Don't forget the new oil pump it probably needs....

Rick Glass
   Nashville, TN
   SESHOC
'99 Silver 51k (these freakin' things add up fast)
   Flowmaster 40's
   no "pre-muff"/no resonator
   will be Kirk'd in August
----- Original Message -----
From: "Steve Tatro" <stevetatro_shotimes@earthlink.net>
To: <Dynon007@aol.com>; <shotimes@autox.team.net>
Sent: Monday, July 05, 2004 7:03 PM
Subject: Re: [Shotimes] Car won't start after dying


> Although it's *possible* you may need some major work, there have been
cases where SHOwners have been lucky and only needed to replace the bearings
in situations similar to yours.
>
> I've personally seen crank journals on an engine with a spun bearing and
the journals came out unscathed.
>
> Let's hope you're lucky.  You may get off buying $45 worth of bearings
(NAPA sells the Clevite brand for about that much) and some new pan gaskets.
It's worth a shot, IMO.  While you're in there you may be able to at least
inspect the mains to make sure they're okay.
>
> For everyone else out there, if you see the oil pressure light come on
and/or hear mysterious banging noises, quit trying to drive the car!  Don't
even start it!!!
>
> Take care,
>
> Steve Tatro
> Red/Black '93 with 178k miles
> Monroe, Ohio
>
> -----Original Message-----
> From: Dynon007@aol.com
> Sent: Jul 5, 2004 3:31 PM
> To: leighsm@comcast.net, shotimes@autox.team.net
> Subject: Re: [Shotimes] Car won't start after dying
>
> How hard are rod bearings to do?
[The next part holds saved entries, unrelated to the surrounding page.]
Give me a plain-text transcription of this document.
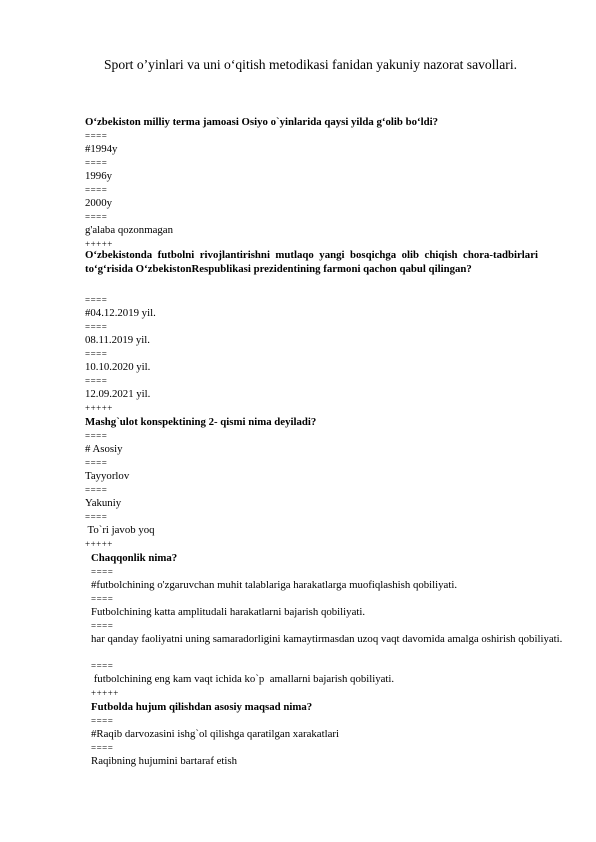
Sport o’yinlari va uni o‘qitish metodikasi fanidan yakuniy nazorat savollari.
O‘zbekiston milliy terma jamoasi Osiyo o`yinlarida qaysi yilda g‘olib bo‘ldi?
====
#1994y
====
1996y
====
2000y
====
g'alaba qozonmagan
+++++
O‘zbekistonda futbolni rivojlantirishni mutlaqo yangi bosqichga olib chiqish chora-tadbirlari to‘g‘risida O‘zbekistonRespublikasi prezidentining farmoni qachon qabul qilingan?
====
#04.12.2019 yil.
====
08.11.2019 yil.
====
10.10.2020 yil.
====
12.09.2021 yil.
+++++
Mashg`ulot konspektining 2- qismi nima deyiladi?
====
# Asosiy
====
Tayyorlov
====
Yakuniy
====
To`ri javob yoq
+++++
Chaqqonlik nima?
====
#futbolchining o'zgaruvchan muhit talablariga harakatlarga muofiqlashish qobiliyati.
====
Futbolchining katta amplitudali harakatlarni bajarish qobiliyati.
====
har qanday faoliyatni uning samaradorligini kamaytirmasdan uzoq vaqt davomida amalga oshirish qobiliyati.
====
futbolchining eng kam vaqt ichida ko`p  amallarni bajarish qobiliyati.
+++++
Futbolda hujum qilishdan asosiy maqsad nima?
====
#Raqib darvozasini ishg`ol qilishga qaratilgan xarakatlari
====
Raqibning hujumini bartaraf etish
Can't all that be replaced except the
crank.
>
>
> Kent
> _______________________________________________
> Shotimes mailing list
> Shotimes@autox.team.net
> http://www.team.net/mailman/listinfo/shotimes
> _______________________________________________
> Shotimes mailing list
> Shotimes@autox.team.net
> http://www.team.net/mailman/listinfo/shotimes

--__--__--

Message: 11
From: "bjshov8" <bjshov8@comcast.net>
To: <shotimes@autox.team.net>
Subject: Re: [Shotimes] Car won't start after dying
Date: Mon, 5 Jul 2004 19:30:58 -0500

> Although it's *possible* you may need some major work, there have been
cases where SHOwners have been lucky and only needed to replace the bearings
in situations similar to yours.
>
> I've personally seen crank journals on an engine with a spun bearing and
the journals came out unscathed.

You run a risk of damaging the connecting rod as well- the spinning bearing
wears the outside of the crank journal AND the inside of the rod.  First you
need to look at the surface of the crank journal and the inside surface of
the rod.  If they don't look too "gouged" then you might be OK.  You can get
some strips of emery cloth and wrap around the crank journal and pull them
back and forth (like you would polish a shoe with a long cloth) to smooth
the surface.  If you get the journal smooth then you need to use some
plastigage (or a micrometer on the journal itself) to determine if the
clearances are in spec. or not.

--__--__--

Message: 12
Date: Mon, 5 Jul 2004 20:53:57 -0400 (Eastern Daylight Time)
Subject: Re: Fwd: [Shotimes] Car won't start after dying
From: "Carl Prochilo" <gr8sho@prochilo.myserver.org>
To: shotimes@autox.team.net
Reply-To: gr8sho@adelphia.net

Kent,  You sound like you're in denial.  It is unfortunate that your car
has suffered this problem.  Your description of what happened will hit a
nerve with all of us that have suffered this fate.  I am in this club.

If you are mechanically inclined and can pull a motor, then that is your
next step.  A straight 3.0 litre swap is easiest and a 3.2 litre will be a
little more work.  The "grin" factor for the latter is worth the extra
expense IMO.  If you are in Florida and need someone to do the work, call
Don Donelson.

I wish you all the best.
--
Cheers,
Carl Prochilo
92 Ultra Red Crimson

On Mon, July 5, 2004 2:56 pm, Dynon007@aol.com said:
> Well it starts up. It just clatters hard in the upper section of the motor
> while its running. Its really a loud sound, and making a lot of noise The
> taps
> get louder and faster when you press the gas pedal. If you let off the gas
> the
> car will just stall. But it does start up.